I don’t recall any disc containing six settings of the same text, in this case the Medieval sequence Stabat mater. I once wrote an article selecting recordings of 17 settings of this text from the 15th to 18th centuries with a brief mention of 10 works by later composers, but later found online a list of about 200 composers whose settings have been recorded. That list included among the five composers heard here only Domenico Scarlatti (1685–1757); his setting for 10 voices is well known on records. Claudio Casciolini (1697–1760), an exact contemporary of his, is missing from that long list; indeed, his name occurs nowhere in my own record collection. The remaining three composers were commissioned to write these settings by the Genesis Foundation, which has been responsible for several CDs of contemporary sacred music on this label.
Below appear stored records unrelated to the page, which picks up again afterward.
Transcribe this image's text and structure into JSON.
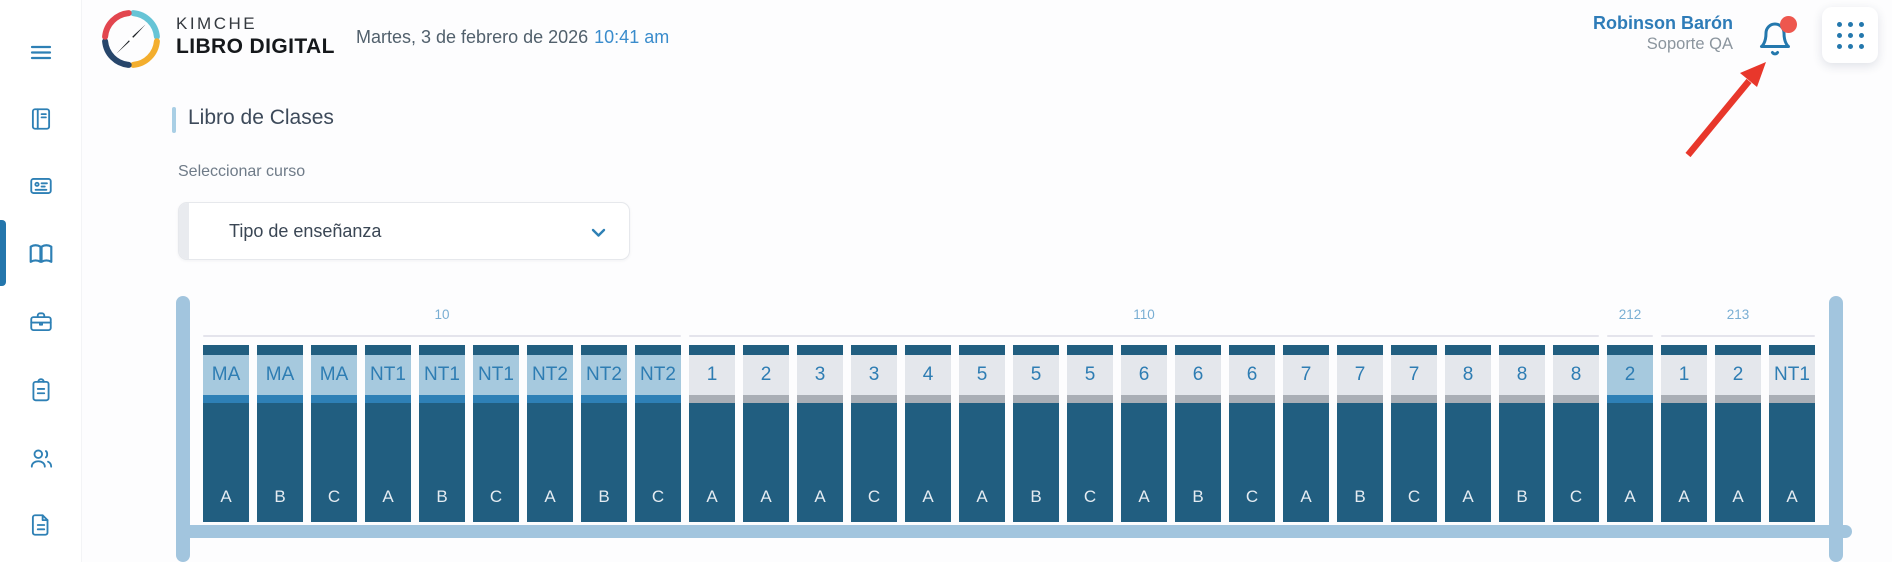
{
  "header": {
    "brand": {
      "line1": "KIMCHE",
      "line2": "LIBRO DIGITAL"
    },
    "date": "Martes, 3 de febrero de 2026",
    "time": "10:41 am",
    "user": {
      "name": "Robinson Barón",
      "role": "Soporte QA"
    },
    "notifications": {
      "has_unread_badge": true
    }
  },
  "main": {
    "title": "Libro de Clases",
    "select_label": "Seleccionar curso",
    "dropdown": {
      "value": "Tipo de enseñanza"
    }
  },
  "shelf": {
    "groups": [
      {
        "label": "10",
        "books": [
          {
            "grade": "MA",
            "section": "A",
            "variant": "blue"
          },
          {
            "grade": "MA",
            "section": "B",
            "variant": "blue"
          },
          {
            "grade": "MA",
            "section": "C",
            "variant": "blue"
          },
          {
            "grade": "NT1",
            "section": "A",
            "variant": "blue"
          },
          {
            "grade": "NT1",
            "section": "B",
            "variant": "blue"
          },
          {
            "grade": "NT1",
            "section": "C",
            "variant": "blue"
          },
          {
            "grade": "NT2",
            "section": "A",
            "variant": "blue"
          },
          {
            "grade": "NT2",
            "section": "B",
            "variant": "blue"
          },
          {
            "grade": "NT2",
            "section": "C",
            "variant": "blue"
          }
        ]
      },
      {
        "label": "110",
        "books": [
          {
            "grade": "1",
            "section": "A",
            "variant": "gray"
          },
          {
            "grade": "2",
            "section": "A",
            "variant": "gray"
          },
          {
            "grade": "3",
            "section": "A",
            "variant": "gray"
          },
          {
            "grade": "3",
            "section": "C",
            "variant": "gray"
          },
          {
            "grade": "4",
            "section": "A",
            "variant": "gray"
          },
          {
            "grade": "5",
            "section": "A",
            "variant": "gray"
          },
          {
            "grade": "5",
            "section": "B",
            "variant": "gray"
          },
          {
            "grade": "5",
            "section": "C",
            "variant": "gray"
          },
          {
            "grade": "6",
            "section": "A",
            "variant": "gray"
          },
          {
            "grade": "6",
            "section": "B",
            "variant": "gray"
          },
          {
            "grade": "6",
            "section": "C",
            "variant": "gray"
          },
          {
            "grade": "7",
            "section": "A",
            "variant": "gray"
          },
          {
            "grade": "7",
            "section": "B",
            "variant": "gray"
          },
          {
            "grade": "7",
            "section": "C",
            "variant": "gray"
          },
          {
            "grade": "8",
            "section": "A",
            "variant": "gray"
          },
          {
            "grade": "8",
            "section": "B",
            "variant": "gray"
          },
          {
            "grade": "8",
            "section": "C",
            "variant": "gray"
          }
        ]
      },
      {
        "label": "212",
        "books": [
          {
            "grade": "2",
            "section": "A",
            "variant": "blue"
          }
        ]
      },
      {
        "label": "213",
        "books": [
          {
            "grade": "1",
            "section": "A",
            "variant": "gray"
          },
          {
            "grade": "2",
            "section": "A",
            "variant": "gray"
          },
          {
            "grade": "NT1",
            "section": "A",
            "variant": "gray"
          }
        ]
      }
    ]
  },
  "icons": {
    "sidebar": [
      "menu-icon",
      "journal-icon",
      "id-card-icon",
      "open-book-icon",
      "briefcase-icon",
      "clipboard-icon",
      "users-icon",
      "document-icon"
    ],
    "header": [
      "compass-logo-icon",
      "bell-icon",
      "apps-grid-icon"
    ],
    "dropdown": "chevron-down-icon",
    "annotation": "red-arrow-annotation"
  },
  "colors": {
    "accent_blue": "#2e80b5",
    "link_blue": "#2e7cb8",
    "book_dark_blue": "#215e80",
    "book_light_blue_band": "#a6c9de",
    "book_mid_blue_strip": "#2e80b6",
    "book_gray_band": "#e4e7ec",
    "book_gray_strip": "#a9aeb5",
    "shelf_blue": "#a2c5de",
    "badge_red": "#ee574e",
    "arrow_red": "#e8372b",
    "logo_red": "#e2464f",
    "logo_cyan": "#66c4d6",
    "logo_yellow": "#f3ae2e",
    "logo_navy": "#27466b"
  }
}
The chant setting heard here is the sequence assigned to September 15, recorded over 20 times already. Casciolini only set alternate verses of the sequence, using the chant melody for the rest. The other three settings are all different. Alissa Firsova (the youngest of the three contemporaries) sets only seven strophes, while Tönu Körvits sets 12. Matthew Martin, coming from the Anglican tradition, alternates seven strophes with new poetic texts by Robert Willis and divides the whole into a “Passiontide Triptych.” He also incorporates the hymn tune, more familiar than the sequence in devotional use, into his setting. Martin’s setting is by far the most original of the three. The Scarlatti setting is by far the longest work in this collection, a brilliant work that is particularly suitable to 10 solo voices with basso continuo (here, theorbo, harp, and organ). The work ends with a brilliant fugue on “amen.” The previous version of choice came from Eric van Nevel ( Fanfare 15:2), and Rinaldo Alessandrini is also fine (31:5), but anyone who missed those will want to hear this. This is one more example of Harry Christophers in his wide-ranging attention to early and modern music in tandem.